Right now, the project’s Goals are assigned their proper context, which means for me they pop up whenever I’m doing anything. I’m thinking that they might benefit from either no context, or some context like “Creative Projects”. That way, if I have half an hour free and I’m feeling creative, I can check down my list and just do something that requires creativity, but otherwise they keep out of my way.

This is an interesting impact of the whole ubiquitous access to data thing: no matter where I am, as long as I have some form of electronic device I can probably work on one of my creative projects.

But why keep creative projects in GTD?

The whole reason this discussion got started was because GTD is designed for projects that break down into atomic tasks, and creative projects tend not to fit this mould. There are plenty of other ways to handle tasks: it’s easy to get fixated on GTD. The problem is, a lot of my work fits the GTD mould well, and creating a different system for creative projects adds another layer of complexity to finding out what I need to do. A lot of my creative projects are hobbies or free-time things. I find myself overwhelmed by everything else that takes my time, and if I don’t make time for them, and remind myself that I need to do them, they’ll end up falling by the wayside. By keeping my projects in my GTD system, they maintain first-class status. And that means I’ll work on them more.

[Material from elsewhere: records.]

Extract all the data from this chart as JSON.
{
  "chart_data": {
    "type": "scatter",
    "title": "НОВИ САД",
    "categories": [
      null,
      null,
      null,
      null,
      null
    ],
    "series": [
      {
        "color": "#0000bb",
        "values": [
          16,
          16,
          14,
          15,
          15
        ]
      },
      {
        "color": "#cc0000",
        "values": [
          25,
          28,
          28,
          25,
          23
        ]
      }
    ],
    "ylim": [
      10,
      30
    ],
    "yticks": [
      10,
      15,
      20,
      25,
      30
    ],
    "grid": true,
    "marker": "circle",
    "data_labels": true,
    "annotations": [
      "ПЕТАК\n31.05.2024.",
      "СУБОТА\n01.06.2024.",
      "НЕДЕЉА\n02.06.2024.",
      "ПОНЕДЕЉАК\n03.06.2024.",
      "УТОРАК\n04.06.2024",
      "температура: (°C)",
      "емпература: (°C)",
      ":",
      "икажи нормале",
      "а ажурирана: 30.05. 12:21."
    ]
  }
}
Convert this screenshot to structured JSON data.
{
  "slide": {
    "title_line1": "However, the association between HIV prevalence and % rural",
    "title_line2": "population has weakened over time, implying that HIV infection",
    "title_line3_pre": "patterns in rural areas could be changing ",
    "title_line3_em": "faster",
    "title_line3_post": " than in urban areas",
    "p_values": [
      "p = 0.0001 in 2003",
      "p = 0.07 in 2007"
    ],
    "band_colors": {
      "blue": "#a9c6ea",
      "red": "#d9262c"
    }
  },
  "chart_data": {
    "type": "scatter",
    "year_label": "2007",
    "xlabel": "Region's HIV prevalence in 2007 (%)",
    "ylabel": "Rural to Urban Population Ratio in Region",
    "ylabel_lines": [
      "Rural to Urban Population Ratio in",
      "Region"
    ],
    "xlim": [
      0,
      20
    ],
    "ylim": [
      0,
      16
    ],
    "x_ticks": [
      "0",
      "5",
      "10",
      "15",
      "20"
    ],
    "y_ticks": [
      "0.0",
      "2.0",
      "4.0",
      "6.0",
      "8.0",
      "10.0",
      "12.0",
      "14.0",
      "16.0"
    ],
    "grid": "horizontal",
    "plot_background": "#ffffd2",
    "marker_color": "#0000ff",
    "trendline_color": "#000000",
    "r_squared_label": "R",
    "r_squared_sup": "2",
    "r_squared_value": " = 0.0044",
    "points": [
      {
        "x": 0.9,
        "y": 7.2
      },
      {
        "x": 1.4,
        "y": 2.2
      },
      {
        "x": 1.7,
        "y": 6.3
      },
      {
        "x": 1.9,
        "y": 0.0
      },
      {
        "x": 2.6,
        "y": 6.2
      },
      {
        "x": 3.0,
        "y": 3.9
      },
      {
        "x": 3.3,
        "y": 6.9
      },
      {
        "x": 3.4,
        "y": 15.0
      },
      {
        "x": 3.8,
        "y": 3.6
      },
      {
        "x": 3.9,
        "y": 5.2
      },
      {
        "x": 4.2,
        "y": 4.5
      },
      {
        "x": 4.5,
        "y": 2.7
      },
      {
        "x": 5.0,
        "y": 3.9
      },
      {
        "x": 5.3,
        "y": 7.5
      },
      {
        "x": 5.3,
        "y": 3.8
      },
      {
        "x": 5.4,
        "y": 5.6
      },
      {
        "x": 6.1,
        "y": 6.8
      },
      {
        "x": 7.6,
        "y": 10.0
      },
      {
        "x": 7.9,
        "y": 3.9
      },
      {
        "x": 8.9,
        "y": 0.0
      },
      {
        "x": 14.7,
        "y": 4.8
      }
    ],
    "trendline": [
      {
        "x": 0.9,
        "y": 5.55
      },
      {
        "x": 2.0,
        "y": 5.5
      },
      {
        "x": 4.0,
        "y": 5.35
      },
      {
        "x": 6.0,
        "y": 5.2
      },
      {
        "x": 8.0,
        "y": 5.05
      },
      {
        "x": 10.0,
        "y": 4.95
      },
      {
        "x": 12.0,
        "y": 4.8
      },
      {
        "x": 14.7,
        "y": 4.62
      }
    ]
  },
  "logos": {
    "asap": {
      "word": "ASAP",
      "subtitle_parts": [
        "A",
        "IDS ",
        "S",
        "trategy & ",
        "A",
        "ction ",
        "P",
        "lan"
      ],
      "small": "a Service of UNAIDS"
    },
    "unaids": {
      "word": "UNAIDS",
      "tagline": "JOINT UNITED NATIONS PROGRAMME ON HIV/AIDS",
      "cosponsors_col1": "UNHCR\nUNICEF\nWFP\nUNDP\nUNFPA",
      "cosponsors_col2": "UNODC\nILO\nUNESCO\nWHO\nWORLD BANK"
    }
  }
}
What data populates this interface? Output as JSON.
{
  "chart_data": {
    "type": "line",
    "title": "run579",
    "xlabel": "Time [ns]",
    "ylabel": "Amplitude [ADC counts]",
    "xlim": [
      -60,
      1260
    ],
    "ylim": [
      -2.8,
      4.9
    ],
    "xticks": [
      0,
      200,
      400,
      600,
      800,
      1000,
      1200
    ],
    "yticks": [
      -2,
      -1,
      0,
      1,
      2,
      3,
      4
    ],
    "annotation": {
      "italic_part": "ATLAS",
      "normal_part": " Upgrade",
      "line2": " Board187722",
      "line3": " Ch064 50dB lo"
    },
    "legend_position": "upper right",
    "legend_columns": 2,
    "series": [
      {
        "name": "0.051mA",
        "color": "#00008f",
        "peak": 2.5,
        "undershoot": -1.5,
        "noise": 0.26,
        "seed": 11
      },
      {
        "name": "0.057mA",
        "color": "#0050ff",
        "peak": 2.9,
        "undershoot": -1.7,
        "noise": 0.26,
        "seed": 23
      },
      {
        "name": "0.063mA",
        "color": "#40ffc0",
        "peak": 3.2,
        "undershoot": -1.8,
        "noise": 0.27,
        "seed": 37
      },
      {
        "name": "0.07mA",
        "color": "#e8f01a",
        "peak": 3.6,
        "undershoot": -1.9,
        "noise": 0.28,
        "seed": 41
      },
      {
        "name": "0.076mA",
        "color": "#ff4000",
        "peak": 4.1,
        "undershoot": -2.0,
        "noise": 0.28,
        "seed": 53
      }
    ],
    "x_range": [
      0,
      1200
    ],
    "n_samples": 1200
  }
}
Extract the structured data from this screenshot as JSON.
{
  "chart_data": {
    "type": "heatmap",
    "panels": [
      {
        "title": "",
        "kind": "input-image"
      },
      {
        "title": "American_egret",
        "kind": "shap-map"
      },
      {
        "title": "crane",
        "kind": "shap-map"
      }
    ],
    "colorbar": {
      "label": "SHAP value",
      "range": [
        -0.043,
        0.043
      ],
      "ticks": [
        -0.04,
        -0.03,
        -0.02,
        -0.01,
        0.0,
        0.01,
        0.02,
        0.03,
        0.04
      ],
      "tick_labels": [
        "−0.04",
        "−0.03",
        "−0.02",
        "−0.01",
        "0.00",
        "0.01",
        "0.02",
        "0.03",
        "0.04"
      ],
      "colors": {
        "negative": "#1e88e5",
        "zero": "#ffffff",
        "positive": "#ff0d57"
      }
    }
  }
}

  1. Which I find an interesting transition, since I believe most of the changes in this time (ubiquitous communication and access to data), while helping with the creative process, don’t alter the creative process that hugely from where it would have been in 2001. However, at that point I was a teenager struggling with high school rather than clashing priorities, so I may be very wrong in this case. 

  2. Or alternatively, if I fanboy enough on here it seems I’ll eventually reveal everything in the book anyway.